Un periodista grita: “Señor Presidente: ¿qué estamos haciendo para ayudarlos?”

En el podio, el presidente se inclina en el micrófono: “Estamos siguiendo el plan que presentamos en mi orden ejecutiva del 18 de marzo. Confiamos en el estado”.

Afortunadamente, este escenario es ficticio. La orden ejecutiva, sin embargo, es demasiado real.

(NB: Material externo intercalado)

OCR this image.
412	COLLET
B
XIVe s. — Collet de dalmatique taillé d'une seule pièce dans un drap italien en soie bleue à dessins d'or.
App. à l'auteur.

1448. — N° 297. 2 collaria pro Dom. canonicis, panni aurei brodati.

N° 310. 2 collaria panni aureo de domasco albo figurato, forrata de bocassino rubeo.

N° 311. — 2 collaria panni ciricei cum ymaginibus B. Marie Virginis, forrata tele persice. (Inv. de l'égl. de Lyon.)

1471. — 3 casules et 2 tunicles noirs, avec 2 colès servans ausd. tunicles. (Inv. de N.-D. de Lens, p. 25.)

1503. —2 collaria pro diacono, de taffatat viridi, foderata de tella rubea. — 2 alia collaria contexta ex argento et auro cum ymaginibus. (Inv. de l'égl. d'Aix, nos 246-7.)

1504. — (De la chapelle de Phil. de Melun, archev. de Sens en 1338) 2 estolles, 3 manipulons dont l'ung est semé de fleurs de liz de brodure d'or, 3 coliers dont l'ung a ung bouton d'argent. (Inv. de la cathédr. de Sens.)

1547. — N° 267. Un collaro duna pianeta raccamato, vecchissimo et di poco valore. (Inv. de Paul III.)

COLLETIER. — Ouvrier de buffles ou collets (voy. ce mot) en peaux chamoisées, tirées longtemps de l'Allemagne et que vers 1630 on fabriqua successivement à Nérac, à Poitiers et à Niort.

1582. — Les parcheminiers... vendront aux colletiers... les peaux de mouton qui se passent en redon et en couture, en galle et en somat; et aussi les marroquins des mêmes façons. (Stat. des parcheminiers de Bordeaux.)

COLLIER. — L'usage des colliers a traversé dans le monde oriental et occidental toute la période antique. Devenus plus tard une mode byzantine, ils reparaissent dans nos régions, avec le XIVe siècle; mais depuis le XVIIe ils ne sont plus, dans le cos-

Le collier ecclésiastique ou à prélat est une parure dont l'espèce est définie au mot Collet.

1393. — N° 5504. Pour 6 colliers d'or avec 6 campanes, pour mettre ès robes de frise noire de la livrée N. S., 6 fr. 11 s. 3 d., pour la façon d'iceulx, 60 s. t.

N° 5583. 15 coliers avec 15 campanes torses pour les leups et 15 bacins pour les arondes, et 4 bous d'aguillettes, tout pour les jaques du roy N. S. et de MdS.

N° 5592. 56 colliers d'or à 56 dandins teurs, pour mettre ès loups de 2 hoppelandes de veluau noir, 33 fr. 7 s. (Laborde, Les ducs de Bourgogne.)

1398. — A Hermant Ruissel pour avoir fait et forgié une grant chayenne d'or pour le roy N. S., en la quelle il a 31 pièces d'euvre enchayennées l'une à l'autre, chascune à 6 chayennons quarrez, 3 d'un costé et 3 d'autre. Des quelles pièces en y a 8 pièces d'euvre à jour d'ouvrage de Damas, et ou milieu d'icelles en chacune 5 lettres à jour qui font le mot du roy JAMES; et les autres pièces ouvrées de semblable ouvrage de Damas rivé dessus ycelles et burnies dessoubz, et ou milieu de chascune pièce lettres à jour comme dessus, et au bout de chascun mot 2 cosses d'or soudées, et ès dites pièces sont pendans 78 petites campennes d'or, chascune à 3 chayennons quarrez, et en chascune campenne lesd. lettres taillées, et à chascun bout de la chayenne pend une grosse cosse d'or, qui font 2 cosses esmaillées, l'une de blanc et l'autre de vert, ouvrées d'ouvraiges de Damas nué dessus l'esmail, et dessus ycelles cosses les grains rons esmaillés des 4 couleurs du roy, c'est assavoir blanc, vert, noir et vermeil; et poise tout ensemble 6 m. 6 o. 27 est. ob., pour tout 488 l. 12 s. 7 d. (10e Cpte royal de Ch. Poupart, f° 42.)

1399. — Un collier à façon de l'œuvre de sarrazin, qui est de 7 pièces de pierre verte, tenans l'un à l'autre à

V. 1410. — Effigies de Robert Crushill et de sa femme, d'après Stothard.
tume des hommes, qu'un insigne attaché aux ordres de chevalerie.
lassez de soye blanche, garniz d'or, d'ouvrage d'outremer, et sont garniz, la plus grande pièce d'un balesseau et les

Es el intento de Trump de descargar la responsabilidad de los desastres a los gobiernos estatales y locales, tratando de “inyectar sentido común en decisiones que hacen que nuestras comunidades sean resistentes”.

Veremos qué tan común es este sentido común en las primeras horas de la realmente grande, como la multitud de problemas, obstáculos y necesidades no satisfechas que surgen de la catástrofe roll de regreso al escritorio del presidente.

Los gerentes de crisis profesionales tienen un imperativo simple pero poderoso, tres palabras que definen nuestra misión: “Poseer el trabajo”. En un desastre catastrófico, cada segundo cuenta y la responsabilidad no es solo un ideal burocrático: es la base de una respuesta efectiva, ética y que salva vidas.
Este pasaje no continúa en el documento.